Avant de s’intéresser à la cible du Sigma 17-40/1.8 Art, quelques mots sur ses caractéristiques. Successeur du 18-35, ce 17-40 propose une plage de focale légèrement plus grande, correspondant à une optique Plein Format de type 25,5-60 (ou un 27-60 chez Canon).Pesant 535 g, il est résistant aux intempéries et dispose de plusieurs commandes programmables.
Selon ceux qui ont pu le tester, cet objectif est, en termes de qualité, supérieur à son prédécesseur. Le rendu des détails est plus fin et la netteté des coins est améliorée, surtout les parties entre 25 et 40mm, y compris à l’ouverture maximale. Cela ne l’empêche pas d’avoir quelques défauts.

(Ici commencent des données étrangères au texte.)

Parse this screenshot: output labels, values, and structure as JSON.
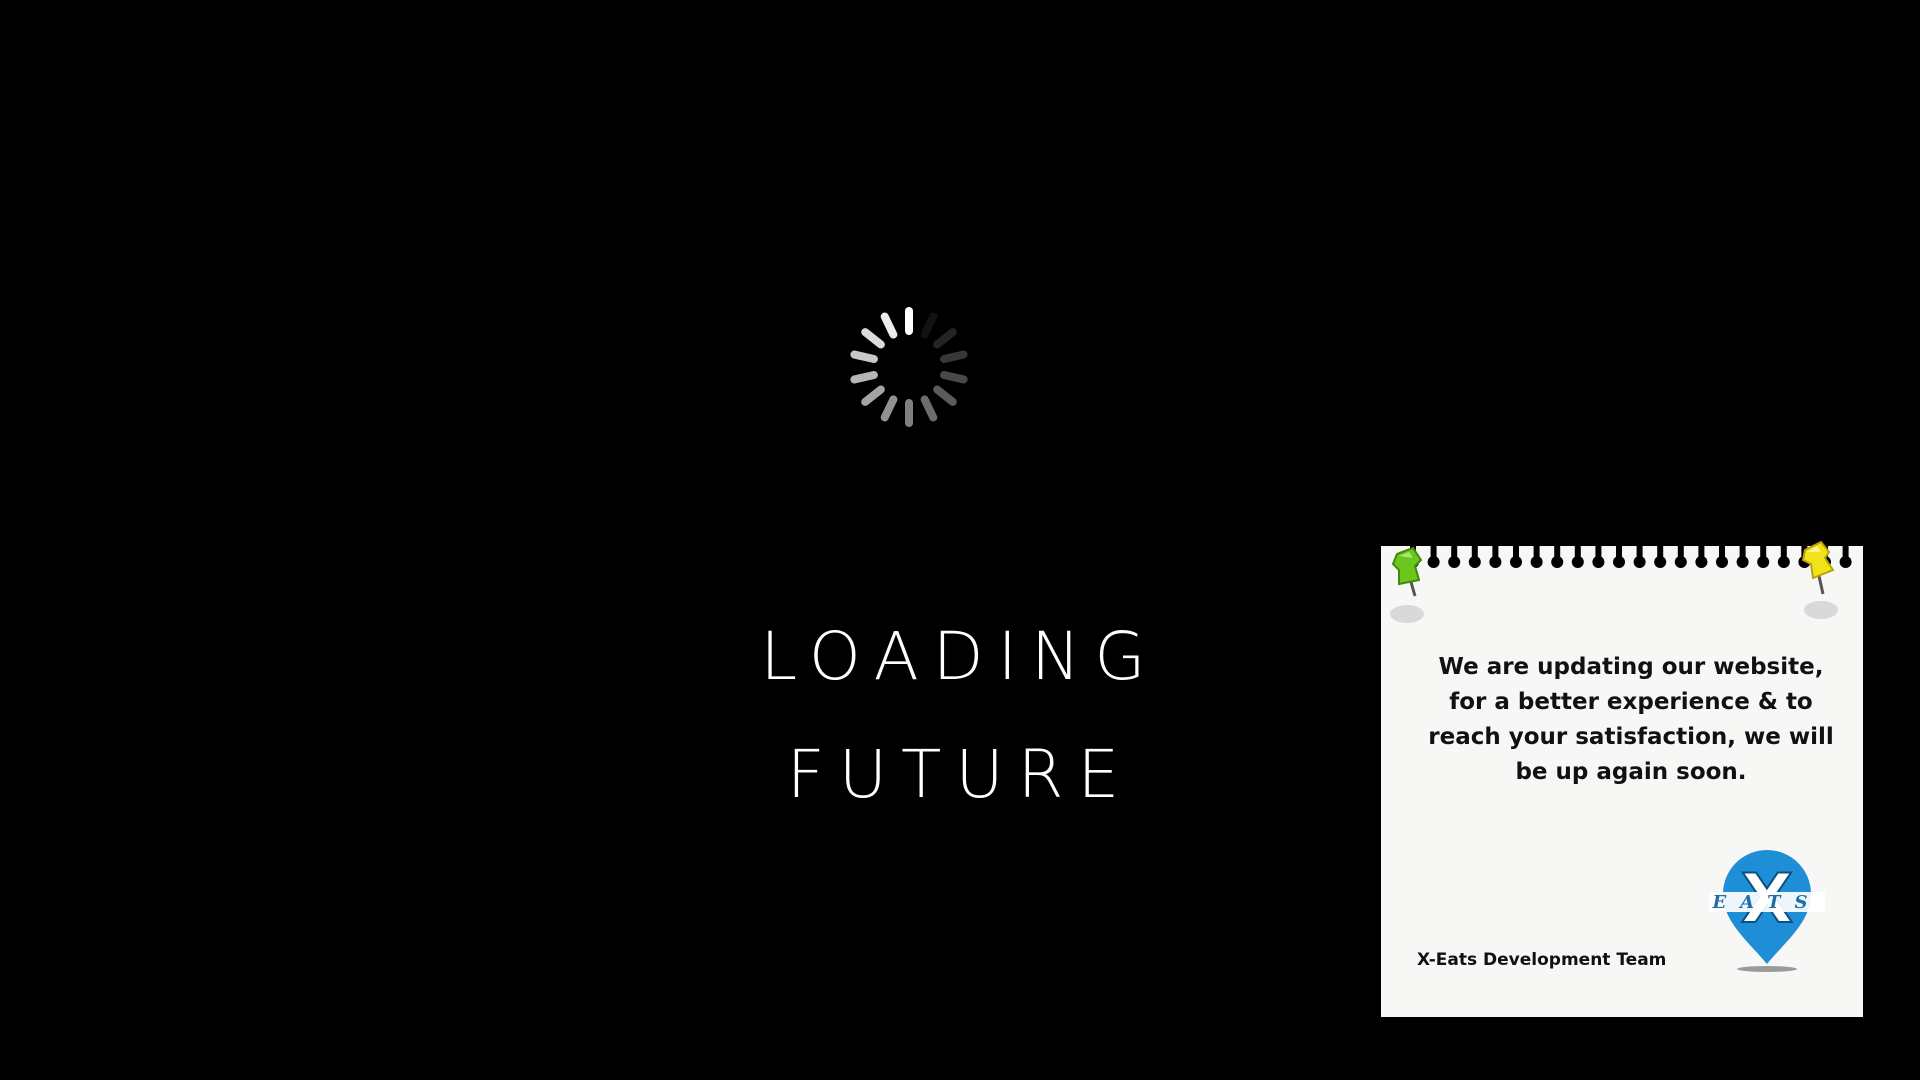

Tout d’abord, il n’est pas stabilisé, mais la stabilisation du capteur compense, quand elle existe. Ensuite, il y a des défauts optiques, comme une tendance à la distorsion aux extrémités de la plage, quelques aberrations chromatiques et une netteté qui diminue au delà de 38mm environ. Les trois premiers défauts cités se corrigent facilement avec les logiciels de traitement d’images. Pour le dernier, fermer un peu l’ouverture permet de compenser.
Alors, en quoi cet objectif pourrait s’avérer être un « game changer » ?
Mais c’est quoi un « game changer » ? Une traduction française possible serait « changer la donne ». L’idée ici est de savoir si ce Sigma 17-40/1.8 Art pourrait renverser les règles du jeu lors de l’achat d’un APS-C hybride, reléguant les autres objectifs potentiels en arrière-plan.
À cette question, il y a plusieurs éléments de réponse :
- Ce Sigma 17-40/1.8 de la gamme Art est disponible pour toutes les montures… ou presque. Si les montures L, E, RF et X répondent à l’appel, la Z de Nikon est toujours absente. Les relations entre Sigma et Nikon semblent toujours très compliquées.
- L’ouverture à f/1.8 pour un zoom d’une longueur focale proche du standard 24-70.
- La plage focale et l’ouverture proposées sont à même de séduire les adeptes de la photo de rue. Ou ceux qui veulent une grande qualité sans s’encombrer outre mesure.
- Le tarif. Le prix officiel de Sigma est de 999 €, ce qui est un prix assez bas pour un objectif de ce calibre.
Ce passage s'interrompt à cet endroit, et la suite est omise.